🤖 AI Summary
To address the limitation of unimodal music similarity retrieval in modeling complex semantic relationships on streaming platforms, this paper proposes an LLM-augmented cross-modal contrastive learning framework. Our key contributions are: (1) a novel dual-source text data construction mechanism integrating web crawling and LLM-driven prompt generation; (2) a context-aware music description mining paradigm to alleviate the scarcity of high-quality text–music pairs; and (3) a noise-robust text–audio joint embedding architecture with online augmentation during training. Extensive evaluations—including objective metrics, human subjective assessments, and large-scale A/B testing on Huawei Music—demonstrate consistent superiority over state-of-the-art baselines: music similarity retrieval accuracy improves by 12.7%, and user click-through rate increases by 8.3%.
📝 Abstract
Music similarity retrieval is fundamental for managing and exploring relevant content from large collections in streaming platforms.
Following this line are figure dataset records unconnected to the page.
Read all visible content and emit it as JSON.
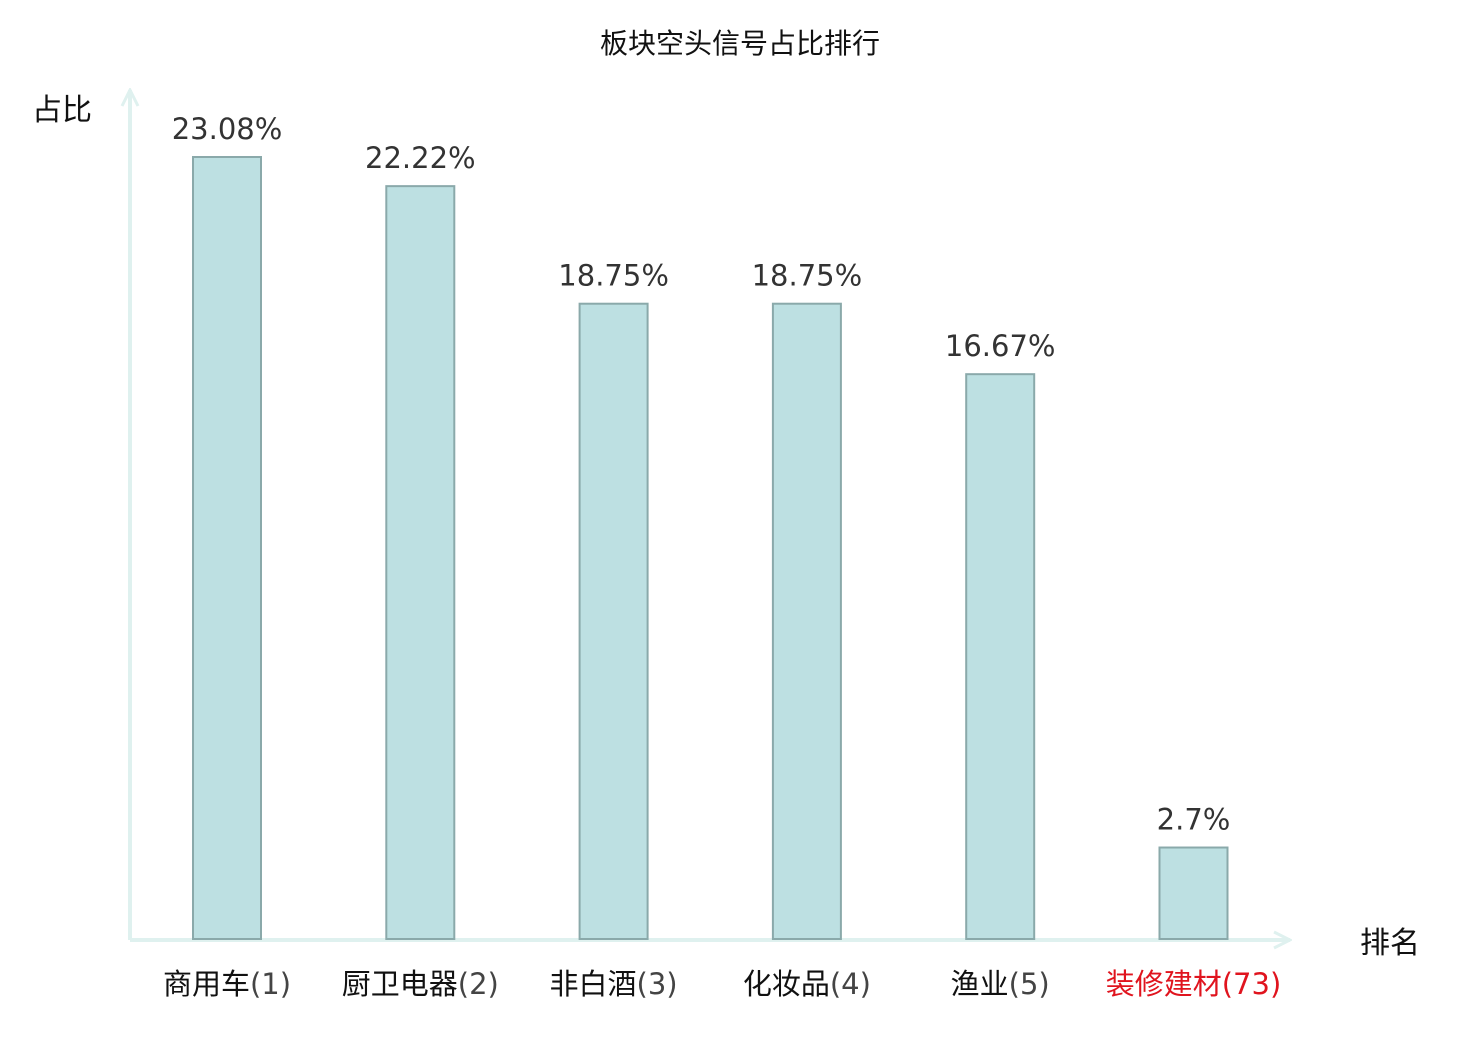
{
  "chart_data": {
    "type": "bar",
    "title": "板块空头信号占比排行",
    "ylabel": "占比",
    "xlabel": "排名",
    "categories": [
      "商用车",
      "厨卫电器",
      "非白酒",
      "化妆品",
      "渔业",
      "装修建材"
    ],
    "ranks": [
      "(1)",
      "(2)",
      "(3)",
      "(4)",
      "(5)",
      "(73)"
    ],
    "values": [
      23.08,
      22.22,
      18.75,
      18.75,
      16.67,
      2.7
    ],
    "value_labels": [
      "23.08%",
      "22.22%",
      "18.75%",
      "18.75%",
      "16.67%",
      "2.7%"
    ],
    "highlighted_index": 5,
    "ylim": [
      0,
      23.08
    ],
    "grid": false,
    "legend": "none"
  },
  "colors": {
    "bar_fill": "#bde0e2",
    "bar_stroke": "#8aa9aa",
    "axis": "#dff1ef",
    "text": "#111111",
    "rank_text": "#444444",
    "value_text": "#333333",
    "highlight": "#e0141e"
  }
}
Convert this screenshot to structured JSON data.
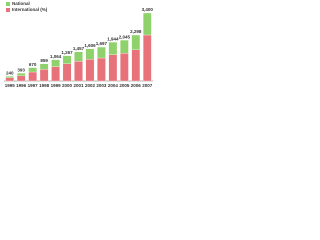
{
  "chart_data": {
    "type": "stacked_bar",
    "categories": [
      "1995",
      "1996",
      "1997",
      "1998",
      "1999",
      "2000",
      "2001",
      "2002",
      "2003",
      "2004",
      "2005",
      "2006",
      "2007"
    ],
    "series": [
      {
        "name": "International (%)",
        "color": "#e8727a",
        "values": [
          160,
          260,
          450,
          580,
          720,
          860,
          990,
          1090,
          1150,
          1320,
          1390,
          1560,
          2300
        ]
      },
      {
        "name": "National",
        "color": "#8fd16a",
        "values": [
          80,
          133,
          220,
          279,
          344,
          407,
          467,
          516,
          547,
          624,
          655,
          738,
          1100
        ]
      }
    ],
    "total_labels": [
      "240",
      "393",
      "670",
      "859",
      "1,064",
      "1,267",
      "1,457",
      "1,606",
      "1,697",
      "1,944",
      "2,045",
      "2,298",
      "3,400"
    ],
    "ylim": [
      0,
      3600
    ],
    "legend": "top-left"
  }
}
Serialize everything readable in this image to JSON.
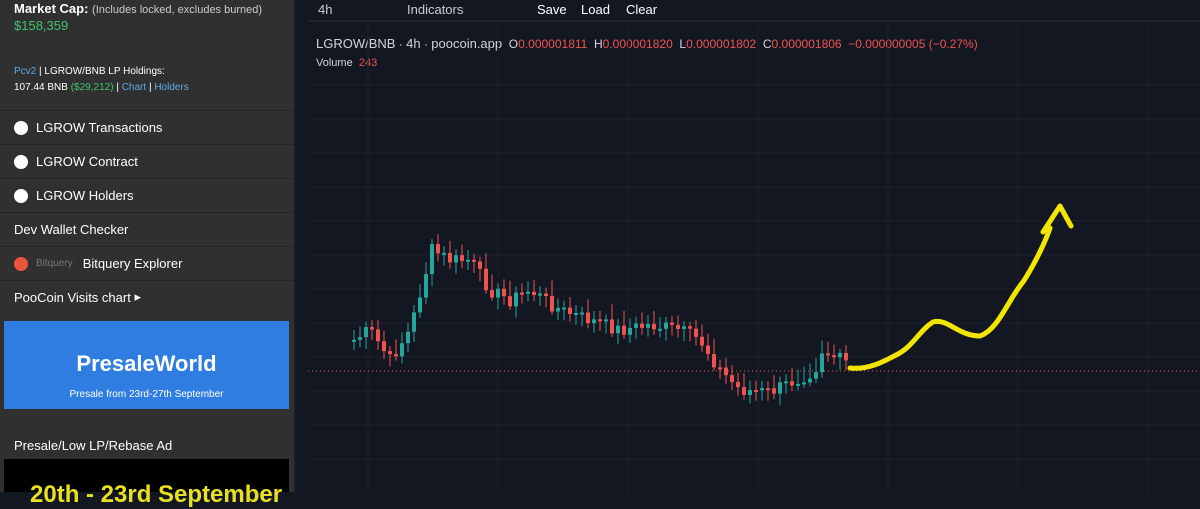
{
  "sidebar": {
    "market_cap": {
      "label": "Market Cap:",
      "note": "(Includes locked, excludes burned)",
      "value": "$158,359"
    },
    "lp": {
      "version": "Pcv2",
      "label": "| LGROW/BNB LP Holdings:",
      "amount": "107.44 BNB",
      "usd": "($29,212)",
      "sep1": "|",
      "chart": "Chart",
      "sep2": "|",
      "holders": "Holders"
    },
    "menu": [
      "LGROW Transactions",
      "LGROW Contract",
      "LGROW Holders",
      "Dev Wallet Checker",
      "Bitquery Explorer",
      "PooCoin Visits chart"
    ],
    "bitquery_logo": "Bitquery",
    "ad1": {
      "brand": "PresaleWorld",
      "caption": "Presale from 23rd-27th September"
    },
    "ad2_title": "Presale/Low LP/Rebase Ad",
    "ad2": {
      "text": "20th - 23rd September"
    }
  },
  "toolbar": {
    "interval": "4h",
    "indicators": "Indicators",
    "save": "Save",
    "load": "Load",
    "clear": "Clear"
  },
  "legend": {
    "pair": "LGROW/BNB",
    "interval": "4h",
    "source": "poocoin.app",
    "o_label": "O",
    "o": "0.000001811",
    "h_label": "H",
    "h": "0.000001820",
    "l_label": "L",
    "l": "0.000001802",
    "c_label": "C",
    "c": "0.000001806",
    "change": "−0.000000005 (−0.27%)",
    "volume_label": "Volume",
    "volume": "243"
  }
}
This paper presents a novel cross-modal contrastive learning framework that leverages the open-ended nature of text descriptions to guide music similarity modeling, addressing the limitations of traditional uni-modal approaches in capturing complex musical relationships. To overcome the scarcity of high-quality text-music paired data, this paper introduces a dual-source data acquisition approach combining online scraping and LLM-based prompting, where carefully designed prompts leverage LLMs' comprehensive music knowledge to generate contextually rich descriptions. Exten1sive experiments demonstrate that the proposed framework achieves significant performance improvements over existing benchmarks through objective metrics, subjective evaluations, and real-world A/B testing on the Huawei Music streaming platform.